Tout d’abord, je me perçois en tant que jeune femme, blanche, militante et féministe. Le début de mon parcours militant s’est amorcé avec la grève étudiante de 2012 alors que j’étais cégépienne. Cette époque a profondément marqué mes questionnements de l’univers social dans lequel nous nous situons, mais également sur le fonctionnement de l’État et de ses organes de contrôle. Ayant la fibre féministe, ces évènements m’ont permis de mieux saisir les rapports de pouvoir perpétuant des injustices sociales pour les femmes. Ma compréhension théorique du féminisme s’est alors développée au courant des années qui ont suivi. Ces expériences ont considérablement influencé mes intérêts de recherche. Me posant, au tout début de mon parcours

à la maîtrise, des questions quant aux interactions entre la police et les manifestants dus à mon vécu du printemps 2012, ce sont mes sensibilités féministes qui m’ont permis de mieux identifier le vide empirique entourant l’expérience des femmes dans ce champ d’études.
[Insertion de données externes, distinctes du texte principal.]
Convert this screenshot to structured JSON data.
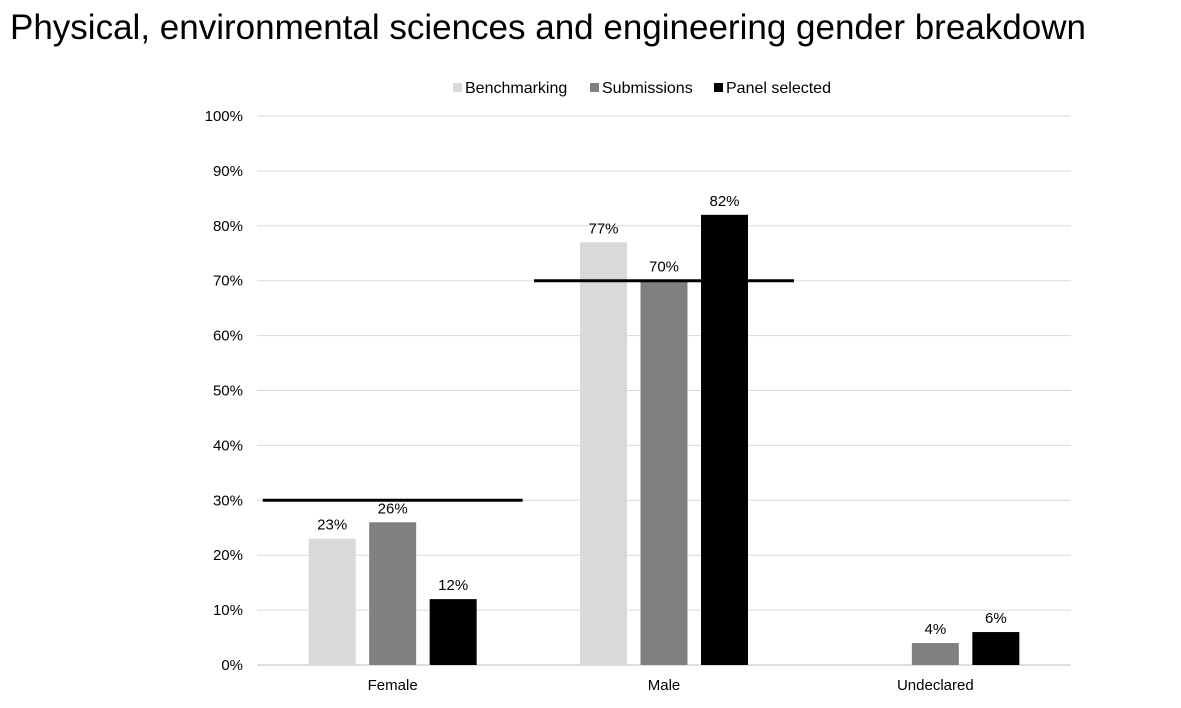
{
  "chart_data": {
    "type": "bar",
    "title": "Physical, environmental sciences and engineering gender breakdown",
    "categories": [
      "Female",
      "Male",
      "Undeclared"
    ],
    "series": [
      {
        "name": "Benchmarking",
        "values": [
          23,
          77,
          null
        ],
        "labels": [
          "23%",
          "77%",
          ""
        ],
        "color": "#d9d9d9"
      },
      {
        "name": "Submissions",
        "values": [
          26,
          70,
          4
        ],
        "labels": [
          "26%",
          "70%",
          "4%"
        ],
        "color": "#808080"
      },
      {
        "name": "Panel selected",
        "values": [
          12,
          82,
          6
        ],
        "labels": [
          "12%",
          "82%",
          "6%"
        ],
        "color": "#000000"
      }
    ],
    "reference_lines": [
      {
        "category": "Female",
        "value": 30
      },
      {
        "category": "Male",
        "value": 70
      }
    ],
    "y_ticks": [
      {
        "value": 0,
        "label": "0%"
      },
      {
        "value": 10,
        "label": "10%"
      },
      {
        "value": 20,
        "label": "20%"
      },
      {
        "value": 30,
        "label": "30%"
      },
      {
        "value": 40,
        "label": "40%"
      },
      {
        "value": 50,
        "label": "50%"
      },
      {
        "value": 60,
        "label": "60%"
      },
      {
        "value": 70,
        "label": "70%"
      },
      {
        "value": 80,
        "label": "80%"
      },
      {
        "value": 90,
        "label": "90%"
      },
      {
        "value": 100,
        "label": "100%"
      }
    ],
    "ylim": [
      0,
      100
    ],
    "xlabel": "",
    "ylabel": "",
    "grid": true,
    "legend_position": "top-center"
  }
}
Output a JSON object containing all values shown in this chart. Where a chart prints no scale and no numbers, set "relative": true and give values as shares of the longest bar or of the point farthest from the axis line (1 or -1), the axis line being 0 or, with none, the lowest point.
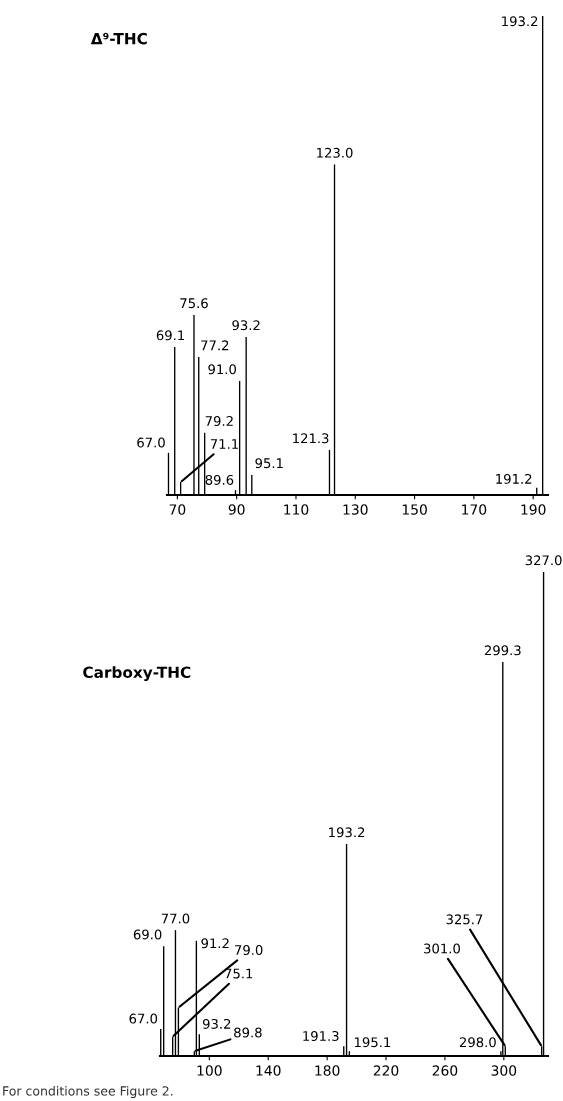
{
  "chart_data": [
    {
      "type": "bar",
      "title": "Δ⁹-THC",
      "relative": true,
      "tick_labels": "x",
      "color": "#000000",
      "x": [
        67.0,
        69.1,
        71.1,
        75.6,
        77.2,
        79.2,
        89.6,
        91.0,
        93.2,
        95.1,
        121.3,
        123.0,
        191.2,
        193.2
      ],
      "values": [
        0.088,
        0.309,
        0.027,
        0.376,
        0.288,
        0.13,
        0.01,
        0.238,
        0.33,
        0.042,
        0.094,
        0.69,
        0.015,
        1
      ],
      "xlim": [
        66.5,
        195
      ],
      "xticks": [
        70,
        90,
        110,
        130,
        150,
        170,
        190
      ],
      "annotations": [
        {
          "text": "67.0",
          "x": 67.0,
          "y": 0.088
        },
        {
          "text": "69.1",
          "x": 69.1,
          "y": 0.309
        },
        {
          "text": "71.1",
          "x": 71.1,
          "y": 0.027
        },
        {
          "text": "75.6",
          "x": 75.6,
          "y": 0.376
        },
        {
          "text": "77.2",
          "x": 77.2,
          "y": 0.288
        },
        {
          "text": "79.2",
          "x": 79.2,
          "y": 0.13
        },
        {
          "text": "89.6",
          "x": 89.6,
          "y": 0.01
        },
        {
          "text": "91.0",
          "x": 91.0,
          "y": 0.238
        },
        {
          "text": "93.2",
          "x": 93.2,
          "y": 0.33
        },
        {
          "text": "95.1",
          "x": 95.1,
          "y": 0.042
        },
        {
          "text": "121.3",
          "x": 121.3,
          "y": 0.094
        },
        {
          "text": "123.0",
          "x": 123.0,
          "y": 0.69
        },
        {
          "text": "191.2",
          "x": 191.2,
          "y": 0.015
        },
        {
          "text": "193.2",
          "x": 193.2,
          "y": 1
        }
      ]
    },
    {
      "type": "bar",
      "title": "Carboxy-THC",
      "relative": true,
      "tick_labels": "x",
      "color": "#000000",
      "x": [
        67.0,
        69.0,
        75.1,
        77.0,
        79.0,
        89.8,
        91.2,
        93.2,
        191.3,
        193.2,
        195.1,
        298.0,
        299.3,
        301.0,
        325.7,
        327.0
      ],
      "values": [
        0.056,
        0.227,
        0.04,
        0.26,
        0.1,
        0.01,
        0.238,
        0.045,
        0.02,
        0.438,
        0.01,
        0.01,
        0.814,
        0.02,
        0.02,
        1
      ],
      "xlim": [
        66.5,
        330
      ],
      "xticks": [
        100,
        140,
        180,
        220,
        260,
        300
      ],
      "annotations": [
        {
          "text": "67.0",
          "x": 67.0,
          "y": 0.056
        },
        {
          "text": "69.0",
          "x": 69.0,
          "y": 0.227
        },
        {
          "text": "75.1",
          "x": 75.1,
          "y": 0.04
        },
        {
          "text": "77.0",
          "x": 77.0,
          "y": 0.26
        },
        {
          "text": "79.0",
          "x": 79.0,
          "y": 0.1
        },
        {
          "text": "89.8",
          "x": 89.8,
          "y": 0.01
        },
        {
          "text": "91.2",
          "x": 91.2,
          "y": 0.238
        },
        {
          "text": "93.2",
          "x": 93.2,
          "y": 0.045
        },
        {
          "text": "191.3",
          "x": 191.3,
          "y": 0.02
        },
        {
          "text": "193.2",
          "x": 193.2,
          "y": 0.438
        },
        {
          "text": "195.1",
          "x": 195.1,
          "y": 0.01
        },
        {
          "text": "298.0",
          "x": 298.0,
          "y": 0.01
        },
        {
          "text": "299.3",
          "x": 299.3,
          "y": 0.814
        },
        {
          "text": "301.0",
          "x": 301.0,
          "y": 0.02
        },
        {
          "text": "325.7",
          "x": 325.7,
          "y": 0.02
        },
        {
          "text": "327.0",
          "x": 327.0,
          "y": 1
        },
        "For conditions see Figure 2."
      ]
    }
  ]
}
Ce vécu, en tant que militante étudiante en 2012 et en tant que femme, ont aussi construit le rapport entre les participantes* à la recherche et moi-même. La majorité d’entre elles* ayant également participé à cette mobilisation, j’avais une connaissance et une compréhension de leur réalité, mais avec une distance. N’ayant moi-même été qu’une fois témoin d’interaction conflictuelle avec la police lors d’une manifestation, j’avais une implication différente que celle de ces femmes*. Ce vécu partagé a facilité le contact avec celles*-ci puisque je pouvais aisément comprendre leurs références quant à leur mobilisation, mais aussi au fait d’être une femme. En misant sur le partage et l’échange, de même qu’en maintenant une attitude d’ouverture et de non-jugement, nous avons posé les bases des rapports égalitaires. Dans l’objectif d’atteindre ces rapports, nous avons également proposé aux participantes* d’avoir accès aux matériels produits (bande audio de leurs entrevues). Ma perspective, émergeant de mes expériences personnelles et en lien avec le vécu des militantes*, a eu des effets considérables sur le déroulement de ma recherche.